Beingmate Baby & Child Food Co., Ltd.
- Type: Public
- Traded as: SZSE: 002570
- Founded: 1992
- Headquarters: Hangzhou, China

Chinese name
- Simplified Chinese: 贝因美婴童食品股份有限公司
- Traditional Chinese: 貝因美嬰童食品股份有限公司

Standard Mandarin
- Hanyu Pinyin: Bèi yīn měi yīng tóng shí pǐn gǔ fèn yǒu xiàn gōng sī

Alternative Chinese name
- Simplified Chinese: 贝因美
- Traditional Chinese: 貝因美

Standard Mandarin
- Hanyu Pinyin: Bèi yīn měi
- Website: www.beingmate.com

= Beingmate =

Chinese food manufacturer

Beingmate Baby & Child Food Co., Ltd. or known as just Beingmate, is a Chinese food manufacturer. It is headquartered in Hangzhou, China. Founded in 1992, it was a leading milk powder brand in China, but declined in the recent years. In March 2015, Fonterra Cooperative Group purchased 18.8% of Beingmate.

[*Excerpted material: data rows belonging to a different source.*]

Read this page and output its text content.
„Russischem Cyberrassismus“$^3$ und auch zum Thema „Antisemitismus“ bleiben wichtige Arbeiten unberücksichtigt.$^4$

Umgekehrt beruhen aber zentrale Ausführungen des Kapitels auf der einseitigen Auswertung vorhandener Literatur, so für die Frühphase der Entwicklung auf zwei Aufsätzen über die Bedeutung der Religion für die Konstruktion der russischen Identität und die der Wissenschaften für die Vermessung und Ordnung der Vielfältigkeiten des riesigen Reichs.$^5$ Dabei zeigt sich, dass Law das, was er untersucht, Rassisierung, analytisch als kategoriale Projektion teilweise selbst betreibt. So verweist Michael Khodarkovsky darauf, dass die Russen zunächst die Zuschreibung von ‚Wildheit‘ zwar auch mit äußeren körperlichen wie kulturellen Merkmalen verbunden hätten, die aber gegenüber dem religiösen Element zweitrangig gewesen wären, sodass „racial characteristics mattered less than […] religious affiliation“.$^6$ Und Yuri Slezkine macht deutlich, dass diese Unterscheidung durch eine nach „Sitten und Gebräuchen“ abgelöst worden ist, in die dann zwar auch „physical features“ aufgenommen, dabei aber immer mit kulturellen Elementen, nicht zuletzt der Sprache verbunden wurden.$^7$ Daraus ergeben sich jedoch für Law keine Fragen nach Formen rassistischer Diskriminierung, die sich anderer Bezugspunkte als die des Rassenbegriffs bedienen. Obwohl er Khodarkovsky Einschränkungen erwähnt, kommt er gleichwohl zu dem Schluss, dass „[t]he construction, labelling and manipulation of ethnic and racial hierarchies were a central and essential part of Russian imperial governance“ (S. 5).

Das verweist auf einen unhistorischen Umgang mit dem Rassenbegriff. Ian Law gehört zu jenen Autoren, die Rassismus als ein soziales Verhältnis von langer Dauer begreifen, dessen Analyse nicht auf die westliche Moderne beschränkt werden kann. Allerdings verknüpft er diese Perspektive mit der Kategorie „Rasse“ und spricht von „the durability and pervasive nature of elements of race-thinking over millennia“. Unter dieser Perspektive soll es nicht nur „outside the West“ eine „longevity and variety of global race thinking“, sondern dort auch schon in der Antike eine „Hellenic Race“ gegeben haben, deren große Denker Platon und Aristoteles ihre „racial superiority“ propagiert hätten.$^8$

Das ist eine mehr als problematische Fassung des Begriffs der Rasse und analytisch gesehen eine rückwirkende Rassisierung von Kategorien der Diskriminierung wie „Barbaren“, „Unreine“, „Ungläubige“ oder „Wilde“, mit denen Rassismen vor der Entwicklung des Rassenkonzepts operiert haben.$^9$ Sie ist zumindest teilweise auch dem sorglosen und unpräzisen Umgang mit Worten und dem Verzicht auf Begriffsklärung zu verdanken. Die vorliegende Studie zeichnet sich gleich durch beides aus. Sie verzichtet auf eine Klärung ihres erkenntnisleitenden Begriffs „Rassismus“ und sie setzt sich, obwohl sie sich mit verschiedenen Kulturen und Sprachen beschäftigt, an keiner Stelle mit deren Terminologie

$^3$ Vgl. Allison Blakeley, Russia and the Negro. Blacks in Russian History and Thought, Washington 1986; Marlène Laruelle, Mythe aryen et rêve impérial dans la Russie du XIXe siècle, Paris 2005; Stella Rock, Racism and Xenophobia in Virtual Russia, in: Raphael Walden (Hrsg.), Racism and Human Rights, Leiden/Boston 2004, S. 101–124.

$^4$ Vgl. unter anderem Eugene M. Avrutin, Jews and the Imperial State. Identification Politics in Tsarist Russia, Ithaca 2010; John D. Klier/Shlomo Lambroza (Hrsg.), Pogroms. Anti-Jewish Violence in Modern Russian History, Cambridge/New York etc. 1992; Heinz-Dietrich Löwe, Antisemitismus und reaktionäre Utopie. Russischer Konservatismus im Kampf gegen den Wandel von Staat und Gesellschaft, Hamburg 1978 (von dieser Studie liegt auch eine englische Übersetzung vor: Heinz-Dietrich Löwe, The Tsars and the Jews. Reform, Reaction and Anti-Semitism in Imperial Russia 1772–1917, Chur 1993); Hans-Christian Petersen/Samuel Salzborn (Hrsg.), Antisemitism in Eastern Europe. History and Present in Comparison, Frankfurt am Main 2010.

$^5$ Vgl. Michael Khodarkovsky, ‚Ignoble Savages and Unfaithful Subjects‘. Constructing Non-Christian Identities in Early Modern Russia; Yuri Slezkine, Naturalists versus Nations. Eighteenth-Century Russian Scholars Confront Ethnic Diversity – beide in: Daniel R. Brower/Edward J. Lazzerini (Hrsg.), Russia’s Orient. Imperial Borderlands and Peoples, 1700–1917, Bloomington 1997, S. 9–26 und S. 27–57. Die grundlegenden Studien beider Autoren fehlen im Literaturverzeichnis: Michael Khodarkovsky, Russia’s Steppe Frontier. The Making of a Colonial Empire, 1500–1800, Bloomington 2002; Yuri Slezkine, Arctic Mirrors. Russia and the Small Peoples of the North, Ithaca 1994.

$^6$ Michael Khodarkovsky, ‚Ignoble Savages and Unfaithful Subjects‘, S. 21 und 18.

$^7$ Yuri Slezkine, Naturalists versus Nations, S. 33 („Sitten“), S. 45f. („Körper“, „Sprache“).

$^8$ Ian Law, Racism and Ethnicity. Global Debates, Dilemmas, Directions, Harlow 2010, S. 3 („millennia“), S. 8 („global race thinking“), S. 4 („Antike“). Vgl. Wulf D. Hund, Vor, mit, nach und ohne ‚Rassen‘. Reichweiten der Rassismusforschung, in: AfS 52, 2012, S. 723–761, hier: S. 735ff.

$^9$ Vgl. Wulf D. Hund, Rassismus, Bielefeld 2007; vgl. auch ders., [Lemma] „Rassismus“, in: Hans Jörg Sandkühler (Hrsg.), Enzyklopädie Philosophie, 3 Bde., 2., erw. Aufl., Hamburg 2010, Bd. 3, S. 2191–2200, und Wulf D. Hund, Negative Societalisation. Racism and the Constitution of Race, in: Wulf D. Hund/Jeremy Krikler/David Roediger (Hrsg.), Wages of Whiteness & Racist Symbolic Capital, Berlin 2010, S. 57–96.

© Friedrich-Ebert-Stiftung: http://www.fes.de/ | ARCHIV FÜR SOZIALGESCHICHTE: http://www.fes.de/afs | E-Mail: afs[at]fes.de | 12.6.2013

Beingmate is listed on the Shenzhen Stock Exchange. It was a constituent of the exchange's mid cap index SZSE 200 Index, but was removed in January 2017. It was inserted to small cap index SZSE 700 Index instead.

==Product sites==
Beingmate owned 51% stake in a powder plant in Darnum, Victoria, Australia, with the rest was owned by Fonterra.